Choice of investments

  • Short term (less than 5 years): In the short term, you need to invest in instruments that provide liquidity and carry low risk. Investing in equities is not a good option for the short term since returns in equities are highly volatile and you run the risk of losing your money. Instead, for the short term, liquid mutual funds, bank fixed deposits and short term bonds prove a good option for you.
  • Medium term (5-10 years): In the medium term, you may not require liquidity, but at the same time, you cannot take big risks either. Hence, you can look at debt instruments that offer a slightly higher lock-in and hence, offer higher returns too. For instance, National Savings Certificate (NSC), Kisan Vikas Patra (KVP), RBI bonds - all make for good investments as they provide returns of 8 per cent and have a lock-in of 6-8 years. You may also look at debt or even balanced mutual funds.
  • Long-term (more than 10 years): Your long term needs are at least 10 years away. That gives you the chance to benefit from equities, which, although risky in the short term, are known to provide great returns in the long term. So equity mutual funds would be a good option to consider here.

 

Where to invest for retirement?

 There are various reasons why retirement planning has become imperative today: longer life span, increased medical costs, inflation etc. Even so, there are just a few takers.
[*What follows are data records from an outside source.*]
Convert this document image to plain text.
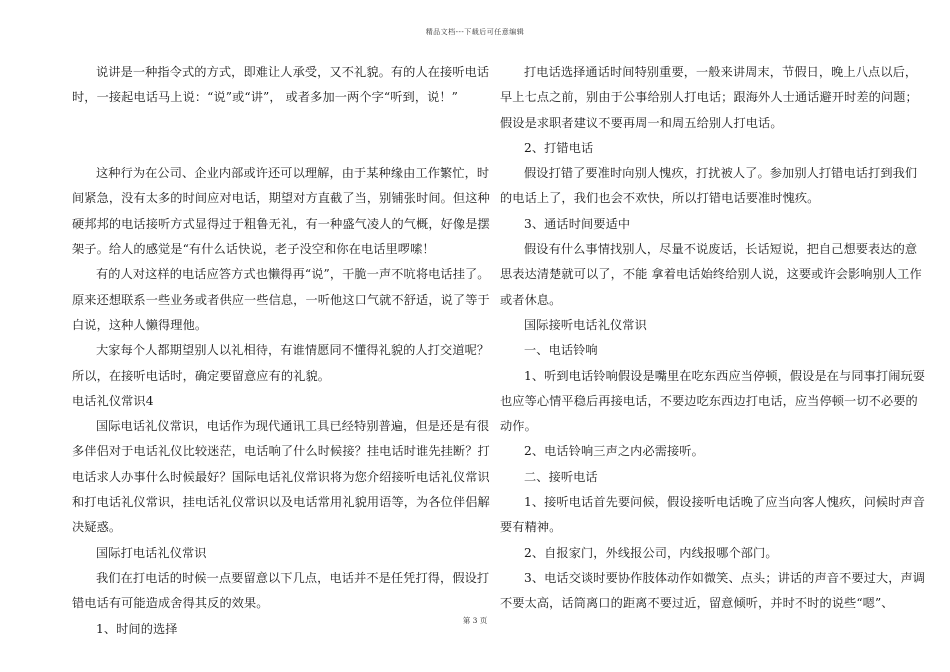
精品文档---下载后可任意编辑

说讲是一种指令式的方式，即难让人承受，又不礼貌。有的人在接听电话

时，一接起电话马上说：“说”或“讲”， 或者多加一两个字“听到，说！”

这种行为在公司、企业内部或许还可以理解，由于某种缘由工作繁忙，时

间紧急，没有太多的时间应对电话，期望对方直截了当，别铺张时间。但这种

硬邦邦的电话接听方式显得过于粗鲁无礼，有一种盛气凌人的气概，好像是摆

架子。给人的感觉是“有什么话快说，老子没空和你在电话里啰嗦！

有的人对这样的电话应答方式也懒得再“说”，干脆一声不吭将电话挂了。

原来还想联系一些业务或者供应一些信息，一听他这口气就不舒适，说了等于

白说，这种人懒得理他。

大家每个人都期望别人以礼相待，有谁情愿同不懂得礼貌的人打交道呢？

所以，在接听电话时，确定要留意应有的礼貌。

电话礼仪常识4

国际电话礼仪常识，电话作为现代通讯工具已经特别普遍，但是还是有很

多伴侣对于电话礼仪比较迷茫，电话响了什么时候接？挂电话时谁先挂断？打

电话求人办事什么时候最好？国际电话礼仪常识将为您介绍接听电话礼仪常识

和打电话礼仪常识，挂电话礼仪常识以及电话常用礼貌用语等，为各位伴侣解

决疑惑。

国际打电话礼仪常识

我们在打电话的时候一点要留意以下几点，电话并不是任凭打得，假设打

错电话有可能造成舍得其反的效果。

1、时间的选择

打电话选择通话时间特别重要，一般来讲周末，节假日，晚上八点以后，

早上七点之前，别由于公事给别人打电话；跟海外人士通话避开时差的问题；

假设是求职者建议不要再周一和周五给别人打电话。

2、打错电话

假设打错了要准时向别人愧疚，打扰被人了。参加别人打错电话打到我们

的电话上了，我们也会不欢快，所以打错电话要准时愧疚。

3、通话时间要适中

假设有什么事情找别人，尽量不说废话，长话短说，把自己想要表达的意

思表达清楚就可以了，不能 拿着电话始终给别人说，这要或许会影响别人工作

或者休息。

国际接听电话礼仪常识

一、电话铃响

1、听到电话铃响假设是嘴里在吃东西应当停顿，假设是在与同事打闹玩耍

也应等心情平稳后再接电话，不要边吃东西边打电话，应当停顿一切不必要的

动作。

2、电话铃响三声之内必需接听。

二、接听电话

1、接听电话首先要问候，假设接听电话晚了应当向客人愧疚，问候时声音

要有精神。

2、自报家门，外线报公司，内线报哪个部门。

3、电话交谈时要协作肢体动作如微笑、点头；讲话的声音不要过大，声调

不要太高，话筒离口的距离不要过近，留意倾听，并时不时的说些“嗯”、

第 3 页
Options available for retirement:

Equity: Traditionally discouraged as a retirement planning tool, it could give your investments a boost if you start early.

Insurance: This one is popularly used for retirement planning. Experts say it should only be used as a risk cover, and not as an investment tool.

Provident Fund and Public Provident Fund: The all-time favourite option. Our grandfathers believed in these low-risk schemes implicitly.

Fixed deposits: Safe and secure, but may cower under inflation with their low returns.

Mutual funds: Preferable one, this. There are the professionals whose experience and expertise will come handy.

Property: Totally ever-appreciating asset in the long run, especially with the real estate boom. Small catch: the liquidity concern. Not everyone has money on hand to invest.